The US automaker’s decision was widely interpreted in Mexico as the result of Trump’s repeated criticism of the $1.6 billion project in the northern state of San Luis Potosi.
“Obviously it’s not good news for us,” Economy Minister Ildefonso Guajardo told local radio on Tuesday.
While Ford took into account a drop in demand for small vehicles that would have been built at the plant, Guajardo said the company was also influenced “by its particular situation” with regards to Trump.
The president-elect, who succeeds Barack Obama on January 20, thanked Ford for cancelling the project and creating 700 new jobs in the United States instead.
“This is just the beginning — much more to follow,” Trump tweeted.
Trump has lambasted US companies that ship jobs to Mexico for its low wages and threatened to impose a 35 percent import tariff on them.
The Republican billionaire has also vowed to renegotiate the North American Free Trade Agreement (NAFTA) with Mexico and Canada, or withdraw from the pact.
Trump’s priority is to “fulfill his election promise to not allow jobs to leave the United States,” said Juan Francisco Torres Landa, corporate lawyer at international law firm Hogan Lovells.
Raymundo Tenorio, director of the finance program at the Monterrey Institute of Technology, said Ford’s decision could be an example of the protectionist era that Mexico faces under Trump.
“The Republican government and Donald Trump are willing to negotiate any sort of (tax) incentives so that companies remain in the United States,” Tenorio said.
To lead bilateral talks with the new US administration, President Enrique Pena Nieto brought his former finance minister Luis Videgaray back to his government, naming him foreign minister on Wednesday.

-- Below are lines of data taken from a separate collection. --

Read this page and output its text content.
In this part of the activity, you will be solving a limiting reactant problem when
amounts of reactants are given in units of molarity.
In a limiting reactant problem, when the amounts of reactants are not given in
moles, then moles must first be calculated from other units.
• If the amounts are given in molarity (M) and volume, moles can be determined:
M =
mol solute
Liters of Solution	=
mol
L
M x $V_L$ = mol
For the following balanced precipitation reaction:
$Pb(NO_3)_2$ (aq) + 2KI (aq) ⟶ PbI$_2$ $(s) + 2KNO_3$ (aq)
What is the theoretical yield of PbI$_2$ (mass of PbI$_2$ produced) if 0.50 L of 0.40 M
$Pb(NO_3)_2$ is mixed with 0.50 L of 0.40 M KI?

Videgaray had resigned in disgrace in September after it was revealed that he had orchestrated Trump’s much-criticized pre-election meeting with Pena Nieto in Mexico City.

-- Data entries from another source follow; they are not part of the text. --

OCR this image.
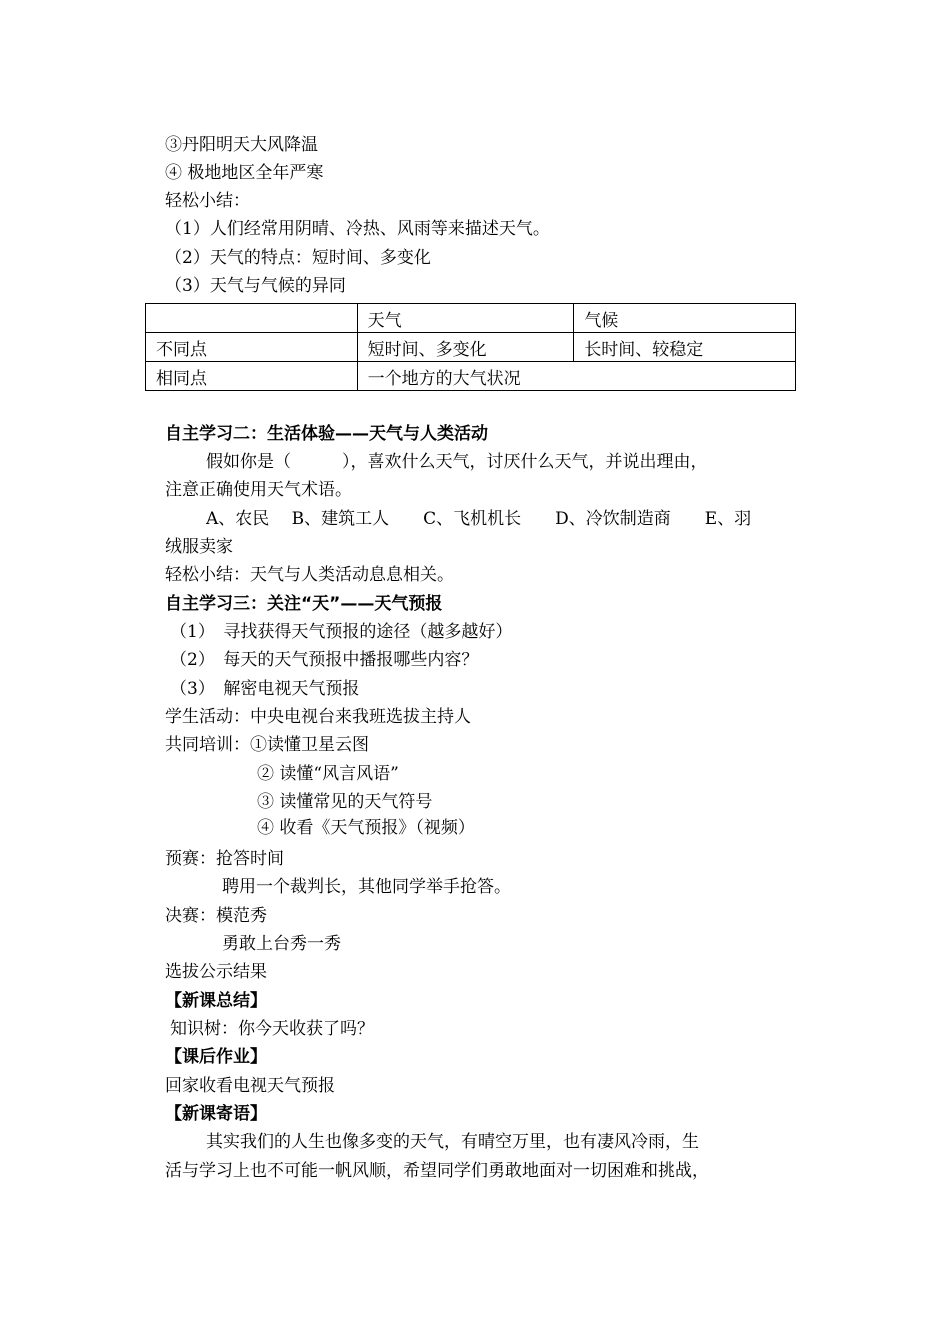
③丹阳明天大风降温
④ 极地地区全年严寒
轻松小结：
（1）人们经常用阴晴、冷热、风雨等来描述天气。
（2）天气的特点：短时间、多变化
（3）天气与气候的异同
	天气	气候
不同点	短时间、多变化	长时间、较稳定
相同点	一个地方的大气状况	
自主学习二：生活体验——天气与人类活动
假如你是（　　　），喜欢什么天气，讨厌什么天气，并说出理由，
注意正确使用天气术语。
A、农民　 B、建筑工人　　C、飞机机长　　D、冷饮制造商　　E、羽
绒服卖家
轻松小结：天气与人类活动息息相关。
自主学习三：关注“天”——天气预报
（1）　寻找获得天气预报的途径（越多越好）
（2）　每天的天气预报中播报哪些内容？
（3）　解密电视天气预报
学生活动：中央电视台来我班选拔主持人
共同培训：①读懂卫星云图
② 读懂“风言风语”
③ 读懂常见的天气符号
④ 收看《天气预报》（视频）
预赛：抢答时间
聘用一个裁判长，其他同学举手抢答。
决赛：模范秀
勇敢上台秀一秀
选拔公示结果
【新课总结】
知识树：你今天收获了吗？
【课后作业】
回家收看电视天气预报
【新课寄语】
其实我们的人生也像多变的天气，有晴空万里，也有凄风冷雨，生
活与学习上也不可能一帆风顺，希望同学们勇敢地面对一切困难和挑战，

After taking his new post, Videgaray told foreign ministry officials, without naming a country, that “the challenge is enormous, the threats are there, but the opportunities and our strengths are also enormous.”
– Decision ‘hurts’ Mexico –
For Mexico, Ford’s decision meant the loss of 2,800 direct jobs in San Luis Potosi, where the plant was supposed to begin operations in 2018.

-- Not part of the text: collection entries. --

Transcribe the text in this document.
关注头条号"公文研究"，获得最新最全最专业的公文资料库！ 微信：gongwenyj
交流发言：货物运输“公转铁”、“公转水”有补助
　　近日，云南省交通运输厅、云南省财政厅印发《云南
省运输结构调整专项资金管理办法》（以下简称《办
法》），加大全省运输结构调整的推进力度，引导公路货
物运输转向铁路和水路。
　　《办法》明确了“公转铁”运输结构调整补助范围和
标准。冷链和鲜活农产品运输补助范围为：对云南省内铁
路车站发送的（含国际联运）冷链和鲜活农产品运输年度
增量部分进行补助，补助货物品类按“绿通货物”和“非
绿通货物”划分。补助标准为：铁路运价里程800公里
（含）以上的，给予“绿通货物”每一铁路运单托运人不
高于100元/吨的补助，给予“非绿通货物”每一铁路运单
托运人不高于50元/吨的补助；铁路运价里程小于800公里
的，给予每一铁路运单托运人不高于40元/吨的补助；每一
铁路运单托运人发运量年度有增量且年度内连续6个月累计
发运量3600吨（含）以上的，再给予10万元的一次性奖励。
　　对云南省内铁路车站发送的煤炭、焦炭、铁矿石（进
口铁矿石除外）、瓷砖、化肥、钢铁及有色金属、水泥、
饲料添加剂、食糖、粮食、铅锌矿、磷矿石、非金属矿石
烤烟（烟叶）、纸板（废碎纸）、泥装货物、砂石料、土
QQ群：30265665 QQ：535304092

Instead, Ford, which has produced cars in Mexico since 1925, will invest $700 million over the next four years to expand its Flat Rock Assembly Plant in Michigan to build electric and self-driving vehicles.
The Ford Focus that was to be produced in San Luis Potosi will be made at an existing plant in the northwestern Mexican city of Hermosillo.
Ford’s move also means that Mexico is losing new tax revenue while a dozen auto-part companies are losing business in San Luis Potosi, Tenorio said, adding that 75 percent of those firms are from Asia, Europe and the United States.
“Ford’s decision hurts Mexico, but also American consumers and its shareholders because the company will lose competitiveness,” former president Felipe Calderon wrote on Twitter.
Calderon said that Ford, General Motors and Chrysler were “almost bankrupt” during the 2009 crisis but “their investments in Mexico saved them.”
Before Ford made its announcement, Trump took GM tasks, threatening to impose import tariffs on the company’s Mexican-made Chevy Cruze models.
GM responded that the vast majority of its Cruze cars sold in the US are made in Ohio, with just a small percentage imported from a plant across the southern border.
– Mexico ‘ready’ for dialogue –
Guajardo downplayed concerns that other automakers may follow Ford’s lead, saying the company’s case was isolated.
But the economy minister reiterated Mexico’s willingness to sit down with the Trump administration and Canada to “modernize” NAFTA.
“We are ready to begin dialogue immediately,” he said.
Torres Landa said he did not see “a devastating scenario” for Mexico because “the fundamental decisions of efficiency and competitiveness remain present, independently of what Mr. Trump is saying.”